■バルセロナとの場外クラシコが勃発
2011年、サントスに所属していたネイマールにマドリーが再び触手を伸ばす。マドリーは医療スタッフのカルロス・ディエスをブラジルに送り込み、ネイマールにメディカルチェックを受けさせた。2012年夏のロンドン五輪終了後に、マドリーに移籍する手筈を整えていた。
その時、マドリーは移籍金6000万ユーロ(約69億円)を用意していたとされ、当時、クリスティアーノ・ロナウド(移籍金9600万ユーロ)、ジネディーヌ・ジダン(7200万ユーロ)、カカー(6500万ユーロ)に次いで史上4番目の移籍金でネイマールを迎え入れる予定だった。

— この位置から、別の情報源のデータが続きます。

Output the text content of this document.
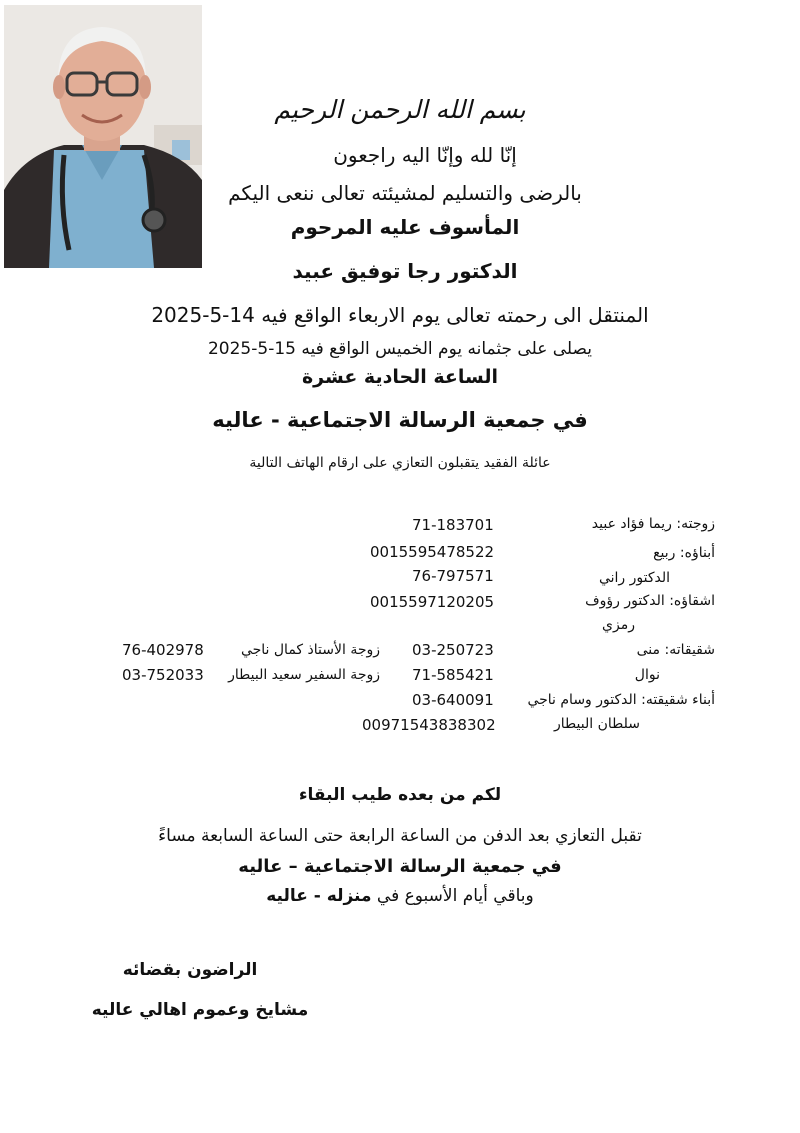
بسم الله الرحمن الرحيم
إنّا لله وإنّا اليه راجعون
بالرضى والتسليم لمشيئته تعالى ننعى اليكم
المأسوف عليه المرحوم
الدكتور رجا توفيق عبيد
المنتقل الى رحمته تعالى يوم الاربعاء الواقع فيه 14-5-2025
يصلى على جثمانه يوم الخميس الواقع فيه 15-5-2025
الساعة الحادية عشرة
في جمعية الرسالة الاجتماعية - عاليه
عائلة الفقيد يتقبلون التعازي على ارقام الهاتف التالية
زوجته: ريما فؤاد عبيد
71-183701
أبناؤه: ربيع
0015595478522
الدكتور راني
76-797571
اشقاؤه: الدكتور رؤوف
0015597120205
رمزي
شقيقاته: منى
03-250723
زوجة الأستاذ كمال ناجي
76-402978
نوال
71-585421
زوجة السفير سعيد البيطار
03-752033
أبناء شقيقته: الدكتور وسام ناجي
03-640091
سلطان البيطار
00971543838302
لكم من بعده طيب البقاء
تقبل التعازي بعد الدفن من الساعة الرابعة حتى الساعة السابعة مساءً
في جمعية الرسالة الاجتماعية – عاليه
وباقي أيام الأسبوع في منزله - عاليه
الراضون بقضائه
مشايخ وعموم اهالي عاليه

だが、またしても移籍は成立しなかった。サントスは会長選を控えるデリケートな状況にあった。容易には所属選手の移籍の公式発表ができなかった。まして、ネイマールはすでにサントスのエースになっていたのだ。サンドロ・ロセイ会長が直々にブラジルに赴いたバルセロナが、迅速に動き、2013年夏にネイマールの獲得を決めた。

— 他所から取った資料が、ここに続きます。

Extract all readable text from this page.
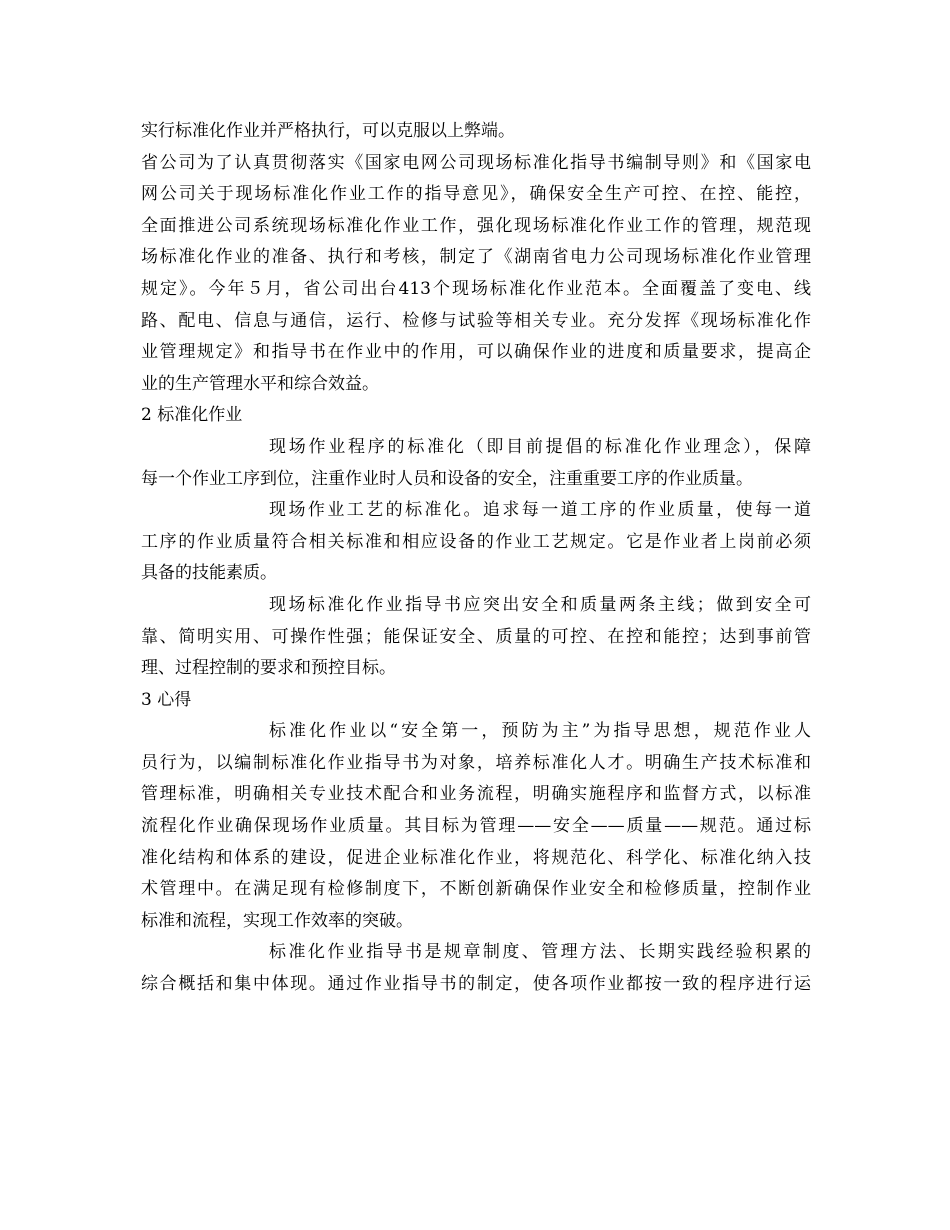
实行标准化作业并严格执行，可以克服以上弊端。
省公司为了认真贯彻落实《国家电网公司现场标准化指导书编制导则》和《国家电
网公司关于现场标准化作业工作的指导意见》，确保安全生产可控、在控、能控，
全面推进公司系统现场标准化作业工作，强化现场标准化作业工作的管理，规范现
场标准化作业的准备、执行和考核，制定了《湖南省电力公司现场标准化作业管理
规定》。今年５月，省公司出台413个现场标准化作业范本。全面覆盖了变电、线
路、配电、信息与通信，运行、检修与试验等相关专业。充分发挥《现场标准化作
业管理规定》和指导书在作业中的作用，可以确保作业的进度和质量要求，提高企
业的生产管理水平和综合效益。
2 标准化作业
现场作业程序的标准化（即目前提倡的标准化作业理念），保障
每一个作业工序到位，注重作业时人员和设备的安全，注重重要工序的作业质量。
现场作业工艺的标准化。追求每一道工序的作业质量，使每一道
工序的作业质量符合相关标准和相应设备的作业工艺规定。它是作业者上岗前必须
具备的技能素质。
现场标准化作业指导书应突出安全和质量两条主线；做到安全可
靠、简明实用、可操作性强；能保证安全、质量的可控、在控和能控；达到事前管
理、过程控制的要求和预控目标。
3 心得
标准化作业以“安全第一，预防为主”为指导思想，规范作业人
员行为，以编制标准化作业指导书为对象，培养标准化人才。明确生产技术标准和
管理标准，明确相关专业技术配合和业务流程，明确实施程序和监督方式，以标准
流程化作业确保现场作业质量。其目标为管理——安全——质量——规范。通过标
准化结构和体系的建设，促进企业标准化作业，将规范化、科学化、标准化纳入技
术管理中。在满足现有检修制度下，不断创新确保作业安全和检修质量，控制作业
标准和流程，实现工作效率的突破。
标准化作业指导书是规章制度、管理方法、长期实践经验积累的
综合概括和集中体现。通过作业指导书的制定，使各项作业都按一致的程序进行运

その後のバルセロナとロセイの顛末は知っての通りだが、ネイマール獲得失敗でペレスのプライドとマドリーのブランドイメージは傷つけられた。その前年、メスト・エジルの獲得でバルセロナに先んじていたものの、それが免罪符として機能しないほどに、ネイマールの移籍は大きなトピックだったのだ。